Thursday, June 06, 2019

Tenn. Republicans embraced free college before national Democrats did; could another red state do likewise today?

This college and nearby Lynchburg, Tenn., pop.6,336, are the object examples of the story. (Politico photo by Hollis Bennett)
"The whole idea of free college in America is a linchpin of progressive politics," Benjamin Wermund writes for "The Agenda" on Politico. "But as Republicans nationally have grown increasingly hostile toward universities they see as elitist, Republicans in Tennessee have gone precisely the opposite direction." The state "has been offering two years of tuition-free community college or technical school to all high school graduates, regardless of income, since 2014."

Every year since, Wermund writes, "It has boosted graduation rates and grown in popularity. . . . It inspired President Barack Obama’s free-community-college push in 2015 and provided a model for a handful of other states that have launched free-college programs of their own, including New York, Oregon and Rhode Island, though few go as far as Tennessee’s. The results here have been so promising that the state’s conservative Legislature decided to double down, expanding free community college beginning last year to all adults, regardless of income, who don’t already have a credential. The program has been wildly popular: The state’s higher education commission had anticipated just 8,000 adults would apply for the expanded program; 33,258 did. Nearly 15,000 of them enrolled in the first semester."

Wermund says Tennessee's experience "holds lessons for not only how to talk about education in America, but how to bridge political divides by reaching out to those who feel left behind, in rural and urban America alike." The idea was pushed by Bill Haslam during his two-term governorship, which ended in January, "as a pragmatic response to decades of failed economic-development policy," especially in rural areas, where college-going lags. That helped make it politically palatable, as did getting the money from the state lottery, requiring students to do community service, and making it available to all regardless of income -- not another "poverty program." Also, the program is "last dollar," meaning it pays only what federal Pell grants do not, about $45 million a year.

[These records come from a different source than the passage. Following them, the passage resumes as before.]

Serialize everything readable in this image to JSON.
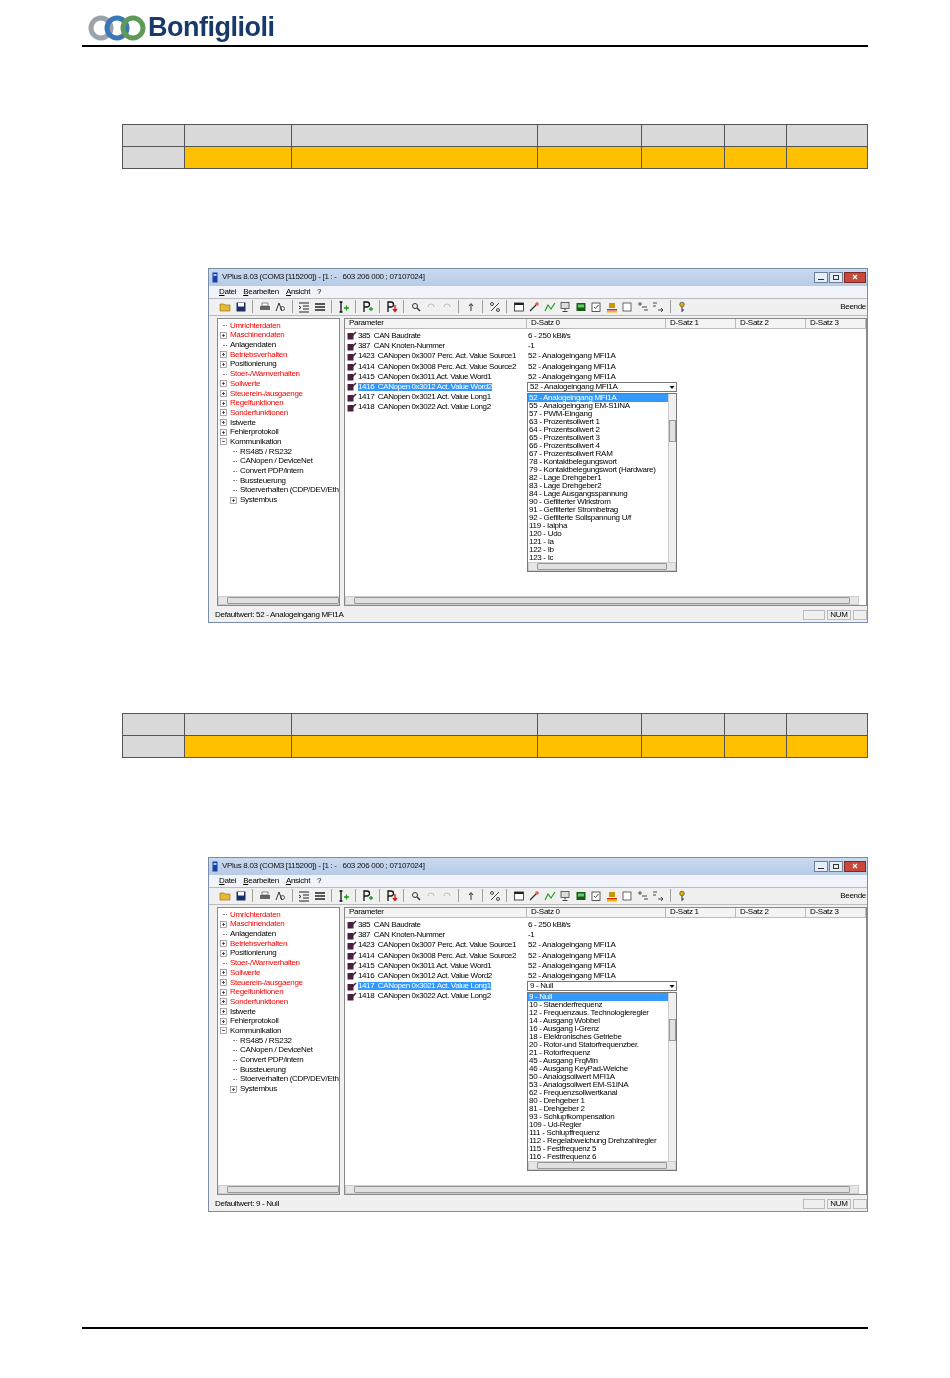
{
  "brand": "Bonfiglioli",
  "tables": [
    {
      "rows": [
        [
          {
            "color": "#d9d9d9"
          },
          {
            "color": "#d9d9d9"
          },
          {
            "color": "#d9d9d9"
          },
          {
            "color": "#d9d9d9"
          },
          {
            "color": "#d9d9d9"
          },
          {
            "color": "#d9d9d9"
          },
          {
            "color": "#d9d9d9"
          }
        ],
        [
          {
            "color": "#d9d9d9"
          },
          {
            "color": "#ffc000"
          },
          {
            "color": "#ffc000"
          },
          {
            "color": "#ffc000"
          },
          {
            "color": "#ffc000"
          },
          {
            "color": "#ffc000"
          },
          {
            "color": "#ffc000"
          }
        ]
      ]
    },
    {
      "rows": [
        [
          {
            "color": "#d9d9d9"
          },
          {
            "color": "#d9d9d9"
          },
          {
            "color": "#d9d9d9"
          },
          {
            "color": "#d9d9d9"
          },
          {
            "color": "#d9d9d9"
          },
          {
            "color": "#d9d9d9"
          },
          {
            "color": "#d9d9d9"
          }
        ],
        [
          {
            "color": "#d9d9d9"
          },
          {
            "color": "#ffc000"
          },
          {
            "color": "#ffc000"
          },
          {
            "color": "#ffc000"
          },
          {
            "color": "#ffc000"
          },
          {
            "color": "#ffc000"
          },
          {
            "color": "#ffc000"
          }
        ]
      ]
    }
  ],
  "screens": [
    {
      "title": "VPlus 8.03 (COM3 [115200]) - [1 : -   603 206 000 ; 07107024]",
      "menu": [
        "Datei",
        "Bearbeiten",
        "Ansicht",
        "?"
      ],
      "toolbar_label": "Beende",
      "tree": [
        {
          "label": "Umrichterdaten",
          "emphasized": true,
          "kind": "leaf"
        },
        {
          "label": "Maschinendaten",
          "emphasized": true,
          "kind": "branch",
          "expanded": false
        },
        {
          "label": "Anlagendaten",
          "emphasized": false,
          "kind": "leaf"
        },
        {
          "label": "Betriebsverhalten",
          "emphasized": true,
          "kind": "branch",
          "expanded": false
        },
        {
          "label": "Positionierung",
          "emphasized": false,
          "kind": "branch",
          "expanded": false
        },
        {
          "label": "Stoer-/Warnverhalten",
          "emphasized": true,
          "kind": "leaf"
        },
        {
          "label": "Sollwerte",
          "emphasized": true,
          "kind": "branch",
          "expanded": false
        },
        {
          "label": "Steuerein-/ausgaenge",
          "emphasized": true,
          "kind": "branch",
          "expanded": false
        },
        {
          "label": "Regelfunktionen",
          "emphasized": true,
          "kind": "branch",
          "expanded": false
        },
        {
          "label": "Sonderfunktionen",
          "emphasized": true,
          "kind": "branch",
          "expanded": false
        },
        {
          "label": "Istwerte",
          "emphasized": false,
          "kind": "branch",
          "expanded": false
        },
        {
          "label": "Fehlerprotokoll",
          "emphasized": false,
          "kind": "branch",
          "expanded": false
        },
        {
          "label": "Kommunikation",
          "emphasized": false,
          "kind": "branch",
          "expanded": true,
          "children": [
            {
              "label": "RS485 / RS232",
              "emphasized": false,
              "kind": "leaf"
            },
            {
              "label": "CANopen / DeviceNet",
              "emphasized": false,
              "kind": "leaf"
            },
            {
              "label": "Convert PDP/intern",
              "emphasized": false,
              "kind": "leaf"
            },
            {
              "label": "Bussteuerung",
              "emphasized": false,
              "kind": "leaf"
            },
            {
              "label": "Stoerverhalten (CDP/DEV/Eth",
              "emphasized": false,
              "kind": "leaf"
            },
            {
              "label": "Systembus",
              "emphasized": false,
              "kind": "branch",
              "expanded": false
            }
          ]
        }
      ],
      "columns": [
        "Parameter",
        "D-Satz 0",
        "D-Satz 1",
        "D-Satz 2",
        "D-Satz 3"
      ],
      "rows": [
        {
          "number": "385",
          "name": "CAN Baudrate",
          "value": "6 - 250 kBit/s",
          "selected": false
        },
        {
          "number": "387",
          "name": "CAN Knoten-Nummer",
          "value": "-1",
          "selected": false
        },
        {
          "number": "1423",
          "name": "CANopen 0x3007 Perc. Act. Value Source1",
          "value": "52 - Analogeingang MFI1A",
          "selected": false
        },
        {
          "number": "1414",
          "name": "CANopen 0x3008 Perc. Act. Value Source2",
          "value": "52 - Analogeingang MFI1A",
          "selected": false
        },
        {
          "number": "1415",
          "name": "CANopen 0x3011 Act. Value Word1",
          "value": "52 - Analogeingang MFI1A",
          "selected": false
        },
        {
          "number": "1416",
          "name": "CANopen 0x3012 Act. Value Word2",
          "selected": true,
          "dropdown": {
            "value": "52 - Analogeingang MFI1A",
            "options": [
              {
                "label": "52 - Analogeingang MFI1A",
                "selected": true
              },
              {
                "label": "55 - Analogeingang EM-S1INA",
                "selected": false
              },
              {
                "label": "57 - PWM-Eingang",
                "selected": false
              },
              {
                "label": "63 - Prozentsollwert 1",
                "selected": false
              },
              {
                "label": "64 - Prozentsollwert 2",
                "selected": false
              },
              {
                "label": "65 - Prozentsollwert 3",
                "selected": false
              },
              {
                "label": "66 - Prozentsollwert 4",
                "selected": false
              },
              {
                "label": "67 - Prozentsollwert RAM",
                "selected": false
              },
              {
                "label": "78 - Kontaktbelegungswort",
                "selected": false
              },
              {
                "label": "79 - Kontaktbelegungswort (Hardware)",
                "selected": false
              },
              {
                "label": "82 - Lage Drehgeber1",
                "selected": false
              },
              {
                "label": "83 - Lage Drehgeber2",
                "selected": false
              },
              {
                "label": "84 - Lage Ausgangsspannung",
                "selected": false
              },
              {
                "label": "90 - Gefilterter Wirkstrom",
                "selected": false
              },
              {
                "label": "91 - Gefilterter Strombetrag",
                "selected": false
              },
              {
                "label": "92 - Gefilterte Sollspannung U/f",
                "selected": false
              },
              {
                "label": "119 - Ialpha",
                "selected": false
              },
              {
                "label": "120 - Udo",
                "selected": false
              },
              {
                "label": "121 - Ia",
                "selected": false
              },
              {
                "label": "122 - Ib",
                "selected": false
              },
              {
                "label": "123 - Ic",
                "selected": false
              }
            ]
          }
        },
        {
          "number": "1417",
          "name": "CANopen 0x3021 Act. Value Long1",
          "selected": false
        },
        {
          "number": "1418",
          "name": "CANopen 0x3022 Act. Value Long2",
          "selected": false
        }
      ],
      "status": "Defaultwert: 52 - Analogeingang MFI1A",
      "indicator": "NUM"
    },
    {
      "title": "VPlus 8.03 (COM3 [115200]) - [1 : -   603 206 000 ; 07107024]",
      "menu": [
        "Datei",
        "Bearbeiten",
        "Ansicht",
        "?"
      ],
      "toolbar_label": "Beende",
      "tree": [
        {
          "label": "Umrichterdaten",
          "emphasized": true,
          "kind": "leaf"
        },
        {
          "label": "Maschinendaten",
          "emphasized": true,
          "kind": "branch",
          "expanded": false
        },
        {
          "label": "Anlagendaten",
          "emphasized": false,
          "kind": "leaf"
        },
        {
          "label": "Betriebsverhalten",
          "emphasized": true,
          "kind": "branch",
          "expanded": false
        },
        {
          "label": "Positionierung",
          "emphasized": false,
          "kind": "branch",
          "expanded": false
        },
        {
          "label": "Stoer-/Warnverhalten",
          "emphasized": true,
          "kind": "leaf"
        },
        {
          "label": "Sollwerte",
          "emphasized": true,
          "kind": "branch",
          "expanded": false
        },
        {
          "label": "Steuerein-/ausgaenge",
          "emphasized": true,
          "kind": "branch",
          "expanded": false
        },
        {
          "label": "Regelfunktionen",
          "emphasized": true,
          "kind": "branch",
          "expanded": false
        },
        {
          "label": "Sonderfunktionen",
          "emphasized": true,
          "kind": "branch",
          "expanded": false
        },
        {
          "label": "Istwerte",
          "emphasized": false,
          "kind": "branch",
          "expanded": false
        },
        {
          "label": "Fehlerprotokoll",
          "emphasized": false,
          "kind": "branch",
          "expanded": false
        },
        {
          "label": "Kommunikation",
          "emphasized": false,
          "kind": "branch",
          "expanded": true,
          "children": [
            {
              "label": "RS485 / RS232",
              "emphasized": false,
              "kind": "leaf"
            },
            {
              "label": "CANopen / DeviceNet",
              "emphasized": false,
              "kind": "leaf"
            },
            {
              "label": "Convert PDP/intern",
              "emphasized": false,
              "kind": "leaf"
            },
            {
              "label": "Bussteuerung",
              "emphasized": false,
              "kind": "leaf"
            },
            {
              "label": "Stoerverhalten (CDP/DEV/Eth",
              "emphasized": false,
              "kind": "leaf"
            },
            {
              "label": "Systembus",
              "emphasized": false,
              "kind": "branch",
              "expanded": false
            }
          ]
        }
      ],
      "columns": [
        "Parameter",
        "D-Satz 0",
        "D-Satz 1",
        "D-Satz 2",
        "D-Satz 3"
      ],
      "rows": [
        {
          "number": "385",
          "name": "CAN Baudrate",
          "value": "6 - 250 kBit/s",
          "selected": false
        },
        {
          "number": "387",
          "name": "CAN Knoten-Nummer",
          "value": "-1",
          "selected": false
        },
        {
          "number": "1423",
          "name": "CANopen 0x3007 Perc. Act. Value Source1",
          "value": "52 - Analogeingang MFI1A",
          "selected": false
        },
        {
          "number": "1414",
          "name": "CANopen 0x3008 Perc. Act. Value Source2",
          "value": "52 - Analogeingang MFI1A",
          "selected": false
        },
        {
          "number": "1415",
          "name": "CANopen 0x3011 Act. Value Word1",
          "value": "52 - Analogeingang MFI1A",
          "selected": false
        },
        {
          "number": "1416",
          "name": "CANopen 0x3012 Act. Value Word2",
          "value": "52 - Analogeingang MFI1A",
          "selected": false
        },
        {
          "number": "1417",
          "name": "CANopen 0x3021 Act. Value Long1",
          "selected": true,
          "dropdown": {
            "value": "9 - Null",
            "options": [
              {
                "label": "9 - Null",
                "selected": true
              },
              {
                "label": "10 - Staenderfrequenz",
                "selected": false
              },
              {
                "label": "12 - Frequenzaus. Technologieregler",
                "selected": false
              },
              {
                "label": "14 - Ausgang Wobbel",
                "selected": false
              },
              {
                "label": "16 - Ausgang I-Grenz",
                "selected": false
              },
              {
                "label": "18 - Elektronisches Getriebe",
                "selected": false
              },
              {
                "label": "20 - Rotor-und Statorfrequenzber.",
                "selected": false
              },
              {
                "label": "21 - Rotorfrequenz",
                "selected": false
              },
              {
                "label": "45 - Ausgang FrqMin",
                "selected": false
              },
              {
                "label": "46 - Ausgang KeyPad-Weiche",
                "selected": false
              },
              {
                "label": "50 - Analogsollwert MFI1A",
                "selected": false
              },
              {
                "label": "53 - Analogsollwert EM-S1INA",
                "selected": false
              },
              {
                "label": "62 - Frequenzsollwertkanal",
                "selected": false
              },
              {
                "label": "80 - Drehgeber 1",
                "selected": false
              },
              {
                "label": "81 - Drehgeber 2",
                "selected": false
              },
              {
                "label": "93 - Schlupfkompensation",
                "selected": false
              },
              {
                "label": "109 - Ud-Regler",
                "selected": false
              },
              {
                "label": "111 - Schlupffrequenz",
                "selected": false
              },
              {
                "label": "112 - Regelabweichung Drehzahlregler",
                "selected": false
              },
              {
                "label": "115 - Festfrequenz 5",
                "selected": false
              },
              {
                "label": "116 - Festfrequenz 6",
                "selected": false
              }
            ]
          }
        },
        {
          "number": "1418",
          "name": "CANopen 0x3022 Act. Value Long2",
          "selected": false
        }
      ],
      "status": "Defaultwert: 9 - Null",
      "indicator": "NUM"
    }
  ]
}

However, Democrats' embrace of the idea nationally probably means that a Republican governor anywhere couldn't get it done now, said Kim Dancy, assistant director of research and policy at the Institute for Higher Education Policy, a nonpartisan group focused on promoting access to higher education. “It wasn’t as strongly associated with Democratic politics at that time,” she told Wermund. “I would be very surprised if a Republican governor was able to do this today.” One test of the issue's punch might be in Kentucky, which has a long border and rivalry with Tennessee, and elects a governor this year. The rural candidate in the Democratic primary, House Minority Leader Rocky Adkins, favors such a program, and the winner, Attorney General Andy Beshear, is expected to contrast his advocacy of public education with the stances of Republican Gov. Matt Bevin.